Let’s you test the connection quality between your computer/device and servers on the local network or the Internet. Instead of sending ICMP packets that are typically blocked by firewalls, it establishes a TCP/IP connection and works on both IPv4 and IPv6 networks. It can help you measure packet loss percentages and round-trip times. It supports simultaneous pinging of multiple hosts and displays data in nice visual manner
This app lets you control and monitor a UPnP capable router, displaying details like up- and download speed, connection statistics and status, IP-addresses, and device details. It also offers quick access to the router’s configuration interface. Plus the app can help with configuring your router or troubleshooting your internet connection.
This app allows you to wake-up remote PCs that are compatible with Wake-On-Lan or Wake-On-Wan. You can save remote PC details (MAC address and IP or hostname) and quickly send the “magic” packet in the future.
Provides a full FTP client with the usual functionality: download, upload, create, rename, and moving files. Plus you can also modify their access permissions.
This apps lets you manage your Hyper-V server’s virtual machines, provided you have their service component installed on your Hyper-V server machine (Windows 8 or Windows Server). You can view server status and amount of memory free. You can view screenshots of virtual machines and start, pause, and save them. The app supports multiple servers and Active Directory domains.

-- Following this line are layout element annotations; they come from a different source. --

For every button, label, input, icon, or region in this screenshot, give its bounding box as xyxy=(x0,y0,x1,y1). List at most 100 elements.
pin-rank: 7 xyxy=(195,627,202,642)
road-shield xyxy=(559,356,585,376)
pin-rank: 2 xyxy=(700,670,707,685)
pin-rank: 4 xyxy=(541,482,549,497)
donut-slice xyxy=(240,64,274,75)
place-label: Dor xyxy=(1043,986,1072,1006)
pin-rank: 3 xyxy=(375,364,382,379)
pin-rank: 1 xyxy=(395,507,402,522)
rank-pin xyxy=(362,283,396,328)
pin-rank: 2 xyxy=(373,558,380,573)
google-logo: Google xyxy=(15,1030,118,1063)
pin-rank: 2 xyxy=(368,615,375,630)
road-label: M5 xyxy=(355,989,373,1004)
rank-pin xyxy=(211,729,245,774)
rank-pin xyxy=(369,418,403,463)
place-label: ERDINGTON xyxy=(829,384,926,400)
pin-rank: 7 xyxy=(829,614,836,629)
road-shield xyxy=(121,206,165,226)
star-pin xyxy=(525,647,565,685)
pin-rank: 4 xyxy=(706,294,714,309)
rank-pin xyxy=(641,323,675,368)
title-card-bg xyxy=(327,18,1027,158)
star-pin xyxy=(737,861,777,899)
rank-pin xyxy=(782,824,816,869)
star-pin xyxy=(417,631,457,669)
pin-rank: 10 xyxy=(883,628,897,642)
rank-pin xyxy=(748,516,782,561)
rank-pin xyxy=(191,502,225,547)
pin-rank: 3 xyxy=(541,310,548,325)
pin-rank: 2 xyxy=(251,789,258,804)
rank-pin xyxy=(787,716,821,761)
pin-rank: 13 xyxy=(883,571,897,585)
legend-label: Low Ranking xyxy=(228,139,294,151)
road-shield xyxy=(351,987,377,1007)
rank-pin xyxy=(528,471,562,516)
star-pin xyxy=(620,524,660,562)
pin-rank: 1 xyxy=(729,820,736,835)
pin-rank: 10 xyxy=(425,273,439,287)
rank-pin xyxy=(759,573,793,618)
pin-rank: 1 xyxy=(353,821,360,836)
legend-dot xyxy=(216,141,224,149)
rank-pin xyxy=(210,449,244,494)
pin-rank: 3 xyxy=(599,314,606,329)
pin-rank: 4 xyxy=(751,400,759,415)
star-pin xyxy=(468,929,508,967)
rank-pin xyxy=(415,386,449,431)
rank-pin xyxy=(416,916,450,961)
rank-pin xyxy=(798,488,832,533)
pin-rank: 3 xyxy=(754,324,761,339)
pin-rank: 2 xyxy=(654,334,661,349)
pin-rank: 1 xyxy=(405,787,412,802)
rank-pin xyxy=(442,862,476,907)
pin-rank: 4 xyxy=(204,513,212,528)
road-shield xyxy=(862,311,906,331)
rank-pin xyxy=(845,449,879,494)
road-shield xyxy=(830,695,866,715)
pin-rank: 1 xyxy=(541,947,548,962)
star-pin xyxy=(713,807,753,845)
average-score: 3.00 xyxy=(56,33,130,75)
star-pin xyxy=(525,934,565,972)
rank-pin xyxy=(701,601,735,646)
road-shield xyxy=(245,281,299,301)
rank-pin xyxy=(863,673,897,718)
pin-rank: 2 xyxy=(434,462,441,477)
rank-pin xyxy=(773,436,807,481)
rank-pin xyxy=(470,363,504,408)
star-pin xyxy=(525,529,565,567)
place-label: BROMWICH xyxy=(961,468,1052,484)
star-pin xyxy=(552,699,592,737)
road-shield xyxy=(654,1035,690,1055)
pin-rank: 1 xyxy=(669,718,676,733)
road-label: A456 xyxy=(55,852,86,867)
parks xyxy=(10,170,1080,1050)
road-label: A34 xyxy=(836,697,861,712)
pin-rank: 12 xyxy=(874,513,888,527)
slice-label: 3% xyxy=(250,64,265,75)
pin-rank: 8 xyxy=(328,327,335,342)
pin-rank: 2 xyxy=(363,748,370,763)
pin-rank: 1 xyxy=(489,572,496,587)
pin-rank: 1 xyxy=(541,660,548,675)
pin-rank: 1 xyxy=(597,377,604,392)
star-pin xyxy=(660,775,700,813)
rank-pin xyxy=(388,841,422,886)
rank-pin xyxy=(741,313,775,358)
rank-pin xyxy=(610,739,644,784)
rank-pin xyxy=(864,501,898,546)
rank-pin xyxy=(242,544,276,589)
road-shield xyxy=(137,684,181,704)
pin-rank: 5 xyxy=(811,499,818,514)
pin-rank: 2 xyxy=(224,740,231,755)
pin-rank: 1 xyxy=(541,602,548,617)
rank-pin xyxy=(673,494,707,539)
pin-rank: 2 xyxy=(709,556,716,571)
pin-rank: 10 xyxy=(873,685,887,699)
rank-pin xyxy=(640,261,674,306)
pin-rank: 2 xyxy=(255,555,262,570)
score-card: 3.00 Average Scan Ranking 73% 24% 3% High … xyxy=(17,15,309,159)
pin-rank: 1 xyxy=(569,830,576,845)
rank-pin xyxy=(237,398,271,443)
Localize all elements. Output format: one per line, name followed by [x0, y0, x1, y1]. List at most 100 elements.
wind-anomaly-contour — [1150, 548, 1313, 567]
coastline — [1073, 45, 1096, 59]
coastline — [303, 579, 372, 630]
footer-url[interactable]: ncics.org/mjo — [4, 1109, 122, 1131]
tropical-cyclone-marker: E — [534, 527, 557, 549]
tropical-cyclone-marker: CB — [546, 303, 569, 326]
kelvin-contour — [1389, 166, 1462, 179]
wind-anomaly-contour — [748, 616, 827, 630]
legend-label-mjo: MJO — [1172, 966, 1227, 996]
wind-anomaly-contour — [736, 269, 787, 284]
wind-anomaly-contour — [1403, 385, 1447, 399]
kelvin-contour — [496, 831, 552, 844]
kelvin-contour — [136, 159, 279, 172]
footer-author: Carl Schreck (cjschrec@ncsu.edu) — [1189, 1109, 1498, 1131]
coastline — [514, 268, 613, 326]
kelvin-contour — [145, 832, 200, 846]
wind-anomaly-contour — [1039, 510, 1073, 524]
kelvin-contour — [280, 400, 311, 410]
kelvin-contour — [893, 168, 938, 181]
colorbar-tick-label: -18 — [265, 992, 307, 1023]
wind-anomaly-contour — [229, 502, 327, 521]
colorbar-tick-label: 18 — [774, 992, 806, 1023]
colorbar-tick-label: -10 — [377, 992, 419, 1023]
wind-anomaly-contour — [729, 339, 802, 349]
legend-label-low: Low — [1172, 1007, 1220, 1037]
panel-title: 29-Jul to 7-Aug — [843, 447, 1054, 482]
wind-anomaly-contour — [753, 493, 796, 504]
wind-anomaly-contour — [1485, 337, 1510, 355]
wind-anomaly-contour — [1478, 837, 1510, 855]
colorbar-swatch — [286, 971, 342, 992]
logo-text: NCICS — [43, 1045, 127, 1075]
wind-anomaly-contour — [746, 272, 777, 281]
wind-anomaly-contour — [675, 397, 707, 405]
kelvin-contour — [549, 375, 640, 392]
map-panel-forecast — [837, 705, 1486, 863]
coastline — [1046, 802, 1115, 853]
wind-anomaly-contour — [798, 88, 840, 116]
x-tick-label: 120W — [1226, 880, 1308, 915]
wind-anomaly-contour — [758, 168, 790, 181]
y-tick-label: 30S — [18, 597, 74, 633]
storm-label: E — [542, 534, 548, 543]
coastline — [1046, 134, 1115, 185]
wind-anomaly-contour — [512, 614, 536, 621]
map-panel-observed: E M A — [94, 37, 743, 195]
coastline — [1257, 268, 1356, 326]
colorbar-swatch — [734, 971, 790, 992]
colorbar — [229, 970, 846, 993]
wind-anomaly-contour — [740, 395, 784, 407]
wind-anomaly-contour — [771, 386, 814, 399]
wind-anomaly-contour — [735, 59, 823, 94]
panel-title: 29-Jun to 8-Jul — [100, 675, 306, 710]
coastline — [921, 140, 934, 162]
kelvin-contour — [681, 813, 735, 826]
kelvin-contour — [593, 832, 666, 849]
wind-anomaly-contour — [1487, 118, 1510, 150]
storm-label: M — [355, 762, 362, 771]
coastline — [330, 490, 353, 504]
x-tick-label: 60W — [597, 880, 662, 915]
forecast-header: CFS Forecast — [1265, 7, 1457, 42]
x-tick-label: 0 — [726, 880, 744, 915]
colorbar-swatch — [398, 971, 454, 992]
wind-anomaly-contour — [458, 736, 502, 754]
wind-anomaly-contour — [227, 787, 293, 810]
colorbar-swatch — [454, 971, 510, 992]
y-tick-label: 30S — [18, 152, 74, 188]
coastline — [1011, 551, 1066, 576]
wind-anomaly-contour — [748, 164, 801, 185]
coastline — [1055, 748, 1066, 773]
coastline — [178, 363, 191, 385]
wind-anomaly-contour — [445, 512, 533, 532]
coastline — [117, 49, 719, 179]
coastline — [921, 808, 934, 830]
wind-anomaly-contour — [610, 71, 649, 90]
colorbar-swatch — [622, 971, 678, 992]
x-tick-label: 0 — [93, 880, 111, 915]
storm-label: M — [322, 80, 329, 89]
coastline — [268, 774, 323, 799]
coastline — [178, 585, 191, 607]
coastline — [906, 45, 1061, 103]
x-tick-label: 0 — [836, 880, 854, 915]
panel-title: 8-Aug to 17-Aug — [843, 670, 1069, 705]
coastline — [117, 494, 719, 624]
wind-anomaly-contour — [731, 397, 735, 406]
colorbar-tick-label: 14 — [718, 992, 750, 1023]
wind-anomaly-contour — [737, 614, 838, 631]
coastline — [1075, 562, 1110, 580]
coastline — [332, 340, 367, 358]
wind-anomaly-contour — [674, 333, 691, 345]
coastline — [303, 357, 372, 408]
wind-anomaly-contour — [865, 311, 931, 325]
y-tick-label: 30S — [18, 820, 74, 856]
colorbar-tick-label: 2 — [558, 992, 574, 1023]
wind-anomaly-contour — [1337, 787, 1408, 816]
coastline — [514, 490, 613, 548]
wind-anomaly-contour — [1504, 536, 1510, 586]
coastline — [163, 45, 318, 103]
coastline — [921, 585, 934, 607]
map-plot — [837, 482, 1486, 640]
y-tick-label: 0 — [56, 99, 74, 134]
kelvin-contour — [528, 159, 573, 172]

Lets you view MySQL 5.x databases, displaying a list of tables with a Modern UI style. It uses Secure Password Authentication over TCP/IP protocol to connect to MySQL databases via the Intranet or Internet. A future release will add new features for MySQL query data.
We reviewed over a dozen apps you can use in the new Windows 8 metro-style interface. As the Windows Store ages we’ll likely see even more apps useful for IT and networking professionals. Though you can find similar desktop applications for most of these apps that offer great functionality, these are great if you prefer the new interface or when you’re using Windows 8 RT tablets and devices.